Following Uthman's assassination in June 656, Ali was elected caliph in Medina. He immediately faced two separate rebellions, both ostensibly to avenge Uthman: The triumvirate of Talha, Zubayr, both companions of Muhammad, and his widow Aisha captured Basra in Iraq but were defeated by Ali in the Battle of the Camel in 656. Elsewhere, Mu'awiya, whom Ali had just removed from the governorship of Syria, fought against Ali the inconclusive Battle of Siffin in 657, which ended in a failed arbitration process that alienated some of Ali's supporters. These formed the Kharijites, who later terrorized the public and were crushed by Ali in the Battle of Nahrawan in 658. Ali was assassinated in 661 by the Kharijite dissident Ibn Muljam, which paved the way for Mu'awiya to seize power and found the dynastic Umayyad Caliphate.
Ali is revered for his courage, honesty, unbending devotion to Islam, magnanimity, and equal treatment of all Muslims.

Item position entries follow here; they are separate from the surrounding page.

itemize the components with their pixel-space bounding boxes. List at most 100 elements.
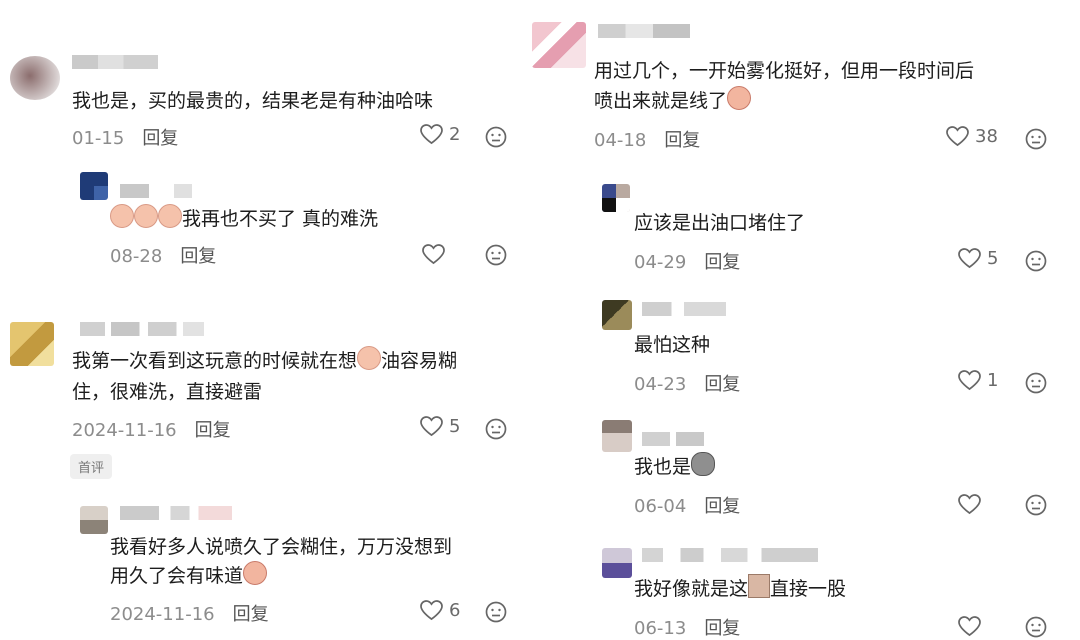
like-button[interactable]: 5	[958, 248, 998, 269]
dislike-face-icon[interactable]	[1025, 128, 1047, 150]
username-blurred[interactable]	[120, 184, 192, 198]
like-button[interactable]	[422, 244, 445, 265]
comment-date: 2024-11-16	[72, 420, 177, 441]
text-segment: 油容易糊	[381, 350, 458, 372]
username-blurred[interactable]	[642, 548, 818, 562]
like-button[interactable]: 2	[420, 124, 460, 145]
comment-text-line2: 住，很难洗，直接避雷	[72, 381, 263, 403]
comment-date: 01-15	[72, 128, 125, 149]
comment-text-line2: 用久了会有味道	[110, 561, 268, 592]
heart-icon	[958, 616, 981, 637]
username-blurred[interactable]	[598, 24, 690, 38]
comment: 我第一次看到这玩意的时候就在想 油容易糊 住，很难洗，直接避雷 2024-11-1…	[0, 300, 528, 490]
comment-meta: 06-04 回复	[634, 492, 740, 518]
text-segment: 直接一股	[770, 578, 847, 600]
text-segment: 喷出来就是线了	[594, 90, 728, 112]
username-blurred[interactable]	[120, 506, 232, 520]
heart-icon	[422, 244, 445, 265]
comment-date: 2024-11-16	[110, 604, 215, 625]
comment-text-line1: 我看好多人说喷久了会糊住，万万没想到	[110, 536, 453, 558]
left-comment-column: 我也是，买的最贵的，结果老是有种油哈味 01-15 回复 2 我再也不买了 真的难…	[0, 0, 528, 638]
dislike-face-icon[interactable]	[485, 244, 507, 266]
username-blurred[interactable]	[642, 302, 726, 316]
heart-icon	[420, 600, 443, 621]
emoji-icon	[748, 574, 771, 598]
avatar[interactable]	[80, 172, 108, 200]
first-comment-badge: 首评	[70, 454, 113, 479]
text-segment: 用久了会有味道	[110, 565, 244, 587]
reply-comment: 我也是 06-04 回复	[528, 412, 1080, 532]
emoji-icon	[110, 204, 134, 228]
username-blurred[interactable]	[642, 432, 704, 446]
reply-button[interactable]: 回复	[180, 246, 216, 267]
dislike-face-icon[interactable]	[1025, 250, 1047, 272]
avatar[interactable]	[602, 184, 630, 212]
reply-button[interactable]: 回复	[704, 496, 740, 517]
dislike-face-icon[interactable]	[1025, 616, 1047, 638]
comment: 用过几个，一开始雾化挺好，但用一段时间后 喷出来就是线了 04-18 回复 38	[528, 0, 1080, 170]
reply-comment: 我好像就是这 直接一股 06-13 回复	[528, 536, 1080, 640]
reply-button[interactable]: 回复	[704, 618, 740, 639]
heart-icon	[958, 248, 981, 269]
avatar[interactable]	[10, 56, 60, 100]
comment-text: 最怕这种	[634, 334, 711, 356]
like-button[interactable]: 6	[420, 600, 460, 621]
dislike-face-icon[interactable]	[485, 418, 507, 440]
comment-meta: 2024-11-16 回复	[110, 600, 269, 626]
avatar[interactable]	[602, 548, 632, 578]
text-segment: 我好像就是这	[634, 578, 749, 600]
text-segment: 我第一次看到这玩意的时候就在想	[72, 350, 358, 372]
reply-comment: 最怕这种 04-23 回复 1	[528, 292, 1080, 408]
reply-comment: 我看好多人说喷久了会糊住，万万没想到 用久了会有味道 2024-11-16 回复 …	[0, 498, 528, 638]
heart-icon	[958, 494, 981, 515]
like-button[interactable]	[958, 494, 981, 515]
like-count: 38	[975, 126, 998, 147]
reply-button[interactable]: 回复	[195, 420, 231, 441]
reply-button[interactable]: 回复	[142, 128, 178, 149]
like-count: 2	[449, 124, 461, 145]
avatar[interactable]	[10, 322, 54, 366]
comment-date: 04-18	[594, 130, 647, 151]
username-blurred[interactable]	[72, 55, 158, 69]
comment-meta: 06-13 回复	[634, 614, 740, 640]
comment-meta: 01-15 回复	[72, 124, 178, 150]
comment-meta: 2024-11-16 回复	[72, 416, 231, 442]
emoji-icon	[243, 561, 268, 585]
reply-button[interactable]: 回复	[233, 604, 269, 625]
reply-comment: 应该是出油口堵住了 04-29 回复 5	[528, 172, 1080, 292]
comment-meta: 04-18 回复	[594, 126, 700, 152]
dislike-face-icon[interactable]	[1025, 494, 1047, 516]
reply-button[interactable]: 回复	[704, 252, 740, 273]
dislike-face-icon[interactable]	[485, 126, 507, 148]
dislike-face-icon[interactable]	[485, 601, 507, 623]
like-count: 5	[987, 248, 999, 269]
avatar[interactable]	[532, 22, 586, 68]
like-count: 5	[449, 416, 461, 437]
like-button[interactable]	[958, 616, 981, 637]
right-comment-column: 用过几个，一开始雾化挺好，但用一段时间后 喷出来就是线了 04-18 回复 38 …	[528, 0, 1080, 640]
text-segment: 我也是	[634, 456, 692, 478]
dislike-face-icon[interactable]	[1025, 372, 1047, 394]
reply-button[interactable]: 回复	[664, 130, 700, 151]
reply-text: 我再也不买了 真的难洗	[182, 208, 379, 230]
emoji-icon	[691, 452, 716, 476]
comment-text-line2: 喷出来就是线了	[594, 86, 752, 117]
like-button[interactable]: 1	[958, 370, 998, 391]
comment-date: 04-23	[634, 374, 687, 395]
heart-icon	[420, 124, 443, 145]
comment-date: 04-29	[634, 252, 687, 273]
like-button[interactable]: 5	[420, 416, 460, 437]
comment-meta: 04-29 回复	[634, 248, 740, 274]
like-count: 6	[449, 600, 461, 621]
username-blurred[interactable]	[80, 322, 204, 336]
reply-button[interactable]: 回复	[704, 374, 740, 395]
avatar[interactable]	[602, 300, 632, 330]
emoji-icon	[158, 204, 182, 228]
heart-icon	[420, 416, 443, 437]
heart-icon	[958, 370, 981, 391]
avatar[interactable]	[602, 420, 632, 452]
like-count: 1	[987, 370, 999, 391]
avatar[interactable]	[80, 506, 108, 534]
like-button[interactable]: 38	[946, 126, 998, 147]
comment-date: 08-28	[110, 246, 163, 267]
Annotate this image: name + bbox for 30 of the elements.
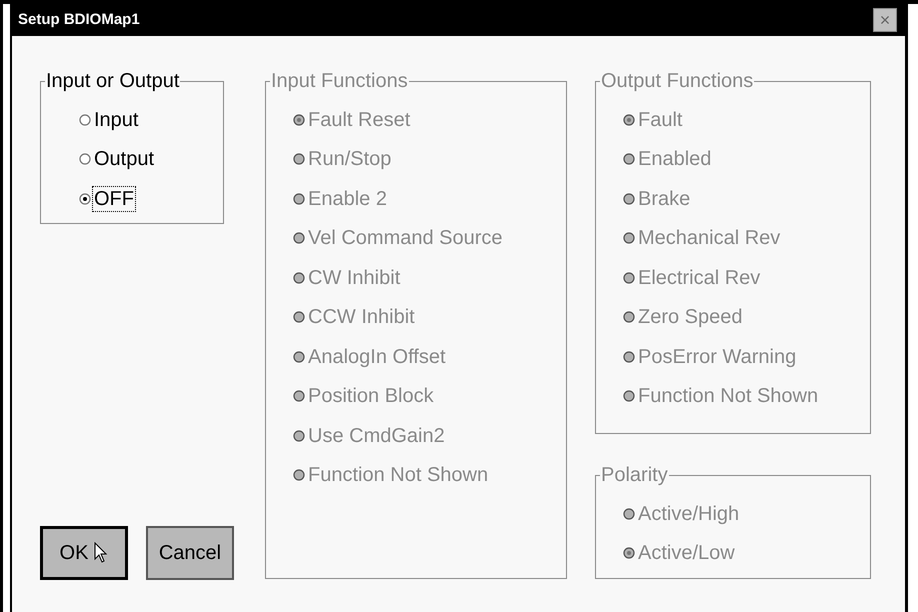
option-label: Function Not Shown: [637, 384, 820, 408]
window-title: Setup BDIOMap1: [18, 10, 140, 30]
option-label: Fault: [637, 108, 684, 132]
group-title: Input or Output: [45, 70, 180, 92]
option-label: Brake: [637, 186, 692, 211]
option-label: Active/High: [637, 502, 740, 526]
option-label: CCW Inhibit: [307, 305, 416, 330]
dialog-button[interactable]: Cancel: [146, 526, 234, 580]
dialog-button[interactable]: OK: [40, 526, 128, 580]
option-label: Input: [93, 108, 140, 132]
option-label: Enable 2: [307, 186, 388, 211]
group-title: Polarity: [600, 464, 669, 486]
option-label: Enabled: [637, 147, 712, 172]
option-label: Use CmdGain2: [307, 424, 446, 448]
option-label: Fault Reset: [307, 108, 412, 132]
option-label: Run/Stop: [307, 147, 392, 172]
group-title: Output Functions: [600, 70, 754, 92]
option-label: Zero Speed: [637, 305, 744, 330]
group-title: Input Functions: [270, 70, 409, 92]
option-label: Position Block: [307, 384, 435, 408]
option-label: Mechanical Rev: [637, 226, 782, 250]
option-label: AnalogIn Offset: [307, 344, 446, 369]
option-label: Output: [93, 147, 156, 172]
option-label: Function Not Shown: [307, 463, 490, 488]
option-label: Active/Low: [637, 541, 736, 566]
option-label: CW Inhibit: [307, 266, 402, 290]
option-label: Vel Command Source: [307, 226, 504, 250]
option-label: Electrical Rev: [637, 266, 762, 290]
option-label: PosError Warning: [637, 344, 798, 369]
option-label: OFF: [93, 186, 135, 211]
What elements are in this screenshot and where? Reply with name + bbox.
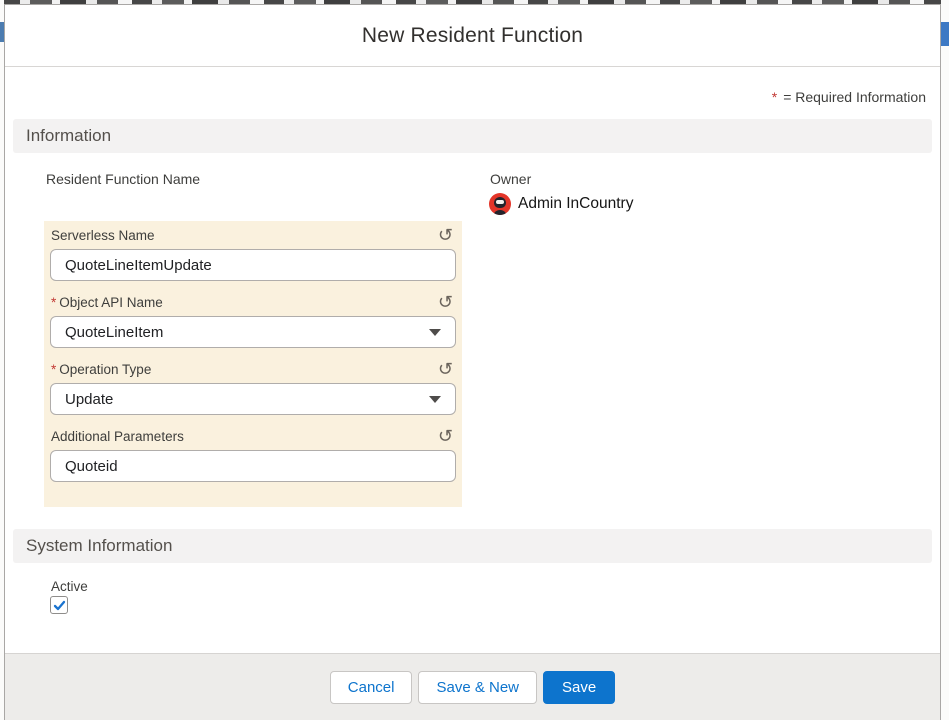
additional-parameters-input[interactable] bbox=[50, 450, 456, 482]
operation-type-label: Operation Type bbox=[59, 362, 151, 377]
section-header-information: Information bbox=[13, 119, 932, 153]
required-note-text: = Required Information bbox=[783, 89, 926, 105]
new-resident-function-modal: New Resident Function * = Required Inform… bbox=[4, 4, 941, 720]
resident-function-name-label: Resident Function Name bbox=[46, 171, 200, 187]
modal-body: * = Required Information Information Resi… bbox=[5, 67, 940, 653]
modal-footer: Cancel Save & New Save bbox=[5, 653, 940, 720]
owner-value-row: Admin InCountry bbox=[489, 193, 633, 215]
field-group-serverless-name: Serverless Name ↺ bbox=[50, 227, 456, 281]
required-asterisk-icon: * bbox=[51, 295, 56, 310]
serverless-name-label: Serverless Name bbox=[51, 228, 155, 243]
required-asterisk-icon: * bbox=[772, 89, 777, 105]
required-information-note: * = Required Information bbox=[772, 89, 926, 105]
undo-icon[interactable]: ↺ bbox=[436, 430, 455, 444]
cancel-button[interactable]: Cancel bbox=[330, 671, 413, 704]
active-label: Active bbox=[51, 579, 88, 594]
undo-icon[interactable]: ↺ bbox=[436, 363, 455, 377]
owner-label: Owner bbox=[490, 171, 531, 187]
operation-type-selected-value: Update bbox=[65, 391, 113, 408]
additional-parameters-label: Additional Parameters bbox=[51, 429, 184, 444]
edited-fields-panel: Serverless Name ↺ * Object API Name ↺ Qu… bbox=[44, 221, 462, 507]
object-api-name-label: Object API Name bbox=[59, 295, 163, 310]
section-title: System Information bbox=[26, 536, 172, 556]
operation-type-select[interactable]: Update bbox=[50, 383, 456, 415]
undo-icon[interactable]: ↺ bbox=[436, 296, 455, 310]
dropdown-arrow-icon bbox=[429, 396, 441, 403]
section-header-system-information: System Information bbox=[13, 529, 932, 563]
section-title: Information bbox=[26, 126, 111, 146]
undo-icon[interactable]: ↺ bbox=[436, 229, 455, 243]
checkmark-icon bbox=[53, 599, 66, 612]
modal-header: New Resident Function bbox=[5, 5, 940, 67]
field-group-additional-parameters: Additional Parameters ↺ bbox=[50, 428, 456, 482]
save-button[interactable]: Save bbox=[543, 671, 615, 704]
modal-title: New Resident Function bbox=[362, 24, 583, 48]
object-api-name-selected-value: QuoteLineItem bbox=[65, 324, 163, 341]
avatar-ninja-eyes bbox=[496, 200, 504, 204]
object-api-name-select[interactable]: QuoteLineItem bbox=[50, 316, 456, 348]
field-group-object-api-name: * Object API Name ↺ QuoteLineItem bbox=[50, 294, 456, 348]
active-checkbox[interactable] bbox=[50, 596, 68, 614]
background-blue-fragment bbox=[941, 22, 949, 46]
background-page-right-sliver bbox=[941, 0, 949, 720]
owner-name: Admin InCountry bbox=[518, 195, 633, 213]
dropdown-arrow-icon bbox=[429, 329, 441, 336]
avatar-ninja-body bbox=[493, 210, 507, 215]
field-group-operation-type: * Operation Type ↺ Update bbox=[50, 361, 456, 415]
save-and-new-button[interactable]: Save & New bbox=[418, 671, 537, 704]
required-asterisk-icon: * bbox=[51, 362, 56, 377]
user-avatar-icon bbox=[489, 193, 511, 215]
serverless-name-input[interactable] bbox=[50, 249, 456, 281]
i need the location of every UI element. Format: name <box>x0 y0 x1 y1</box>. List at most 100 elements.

For his admirers, he has thus become the archetype of uncorrupted Islam and pre-Islamic chivalry. Sunni Muslims regard him as the last of the rashidun (lit. 'rightly-guided') caliphs, while Shia Muslims venerate him as their first imam, that is, the rightful religious and political successor to Muhammad. Ali's place is said to be second only to Muhammad in Shia Muslim culture. The shrine of Ali in Najaf, Iraq, is a major destination for Shia pilgrimage. The legacy of Ali is collected and studied in numerous books, the most famous of which is Nahj al-balagha.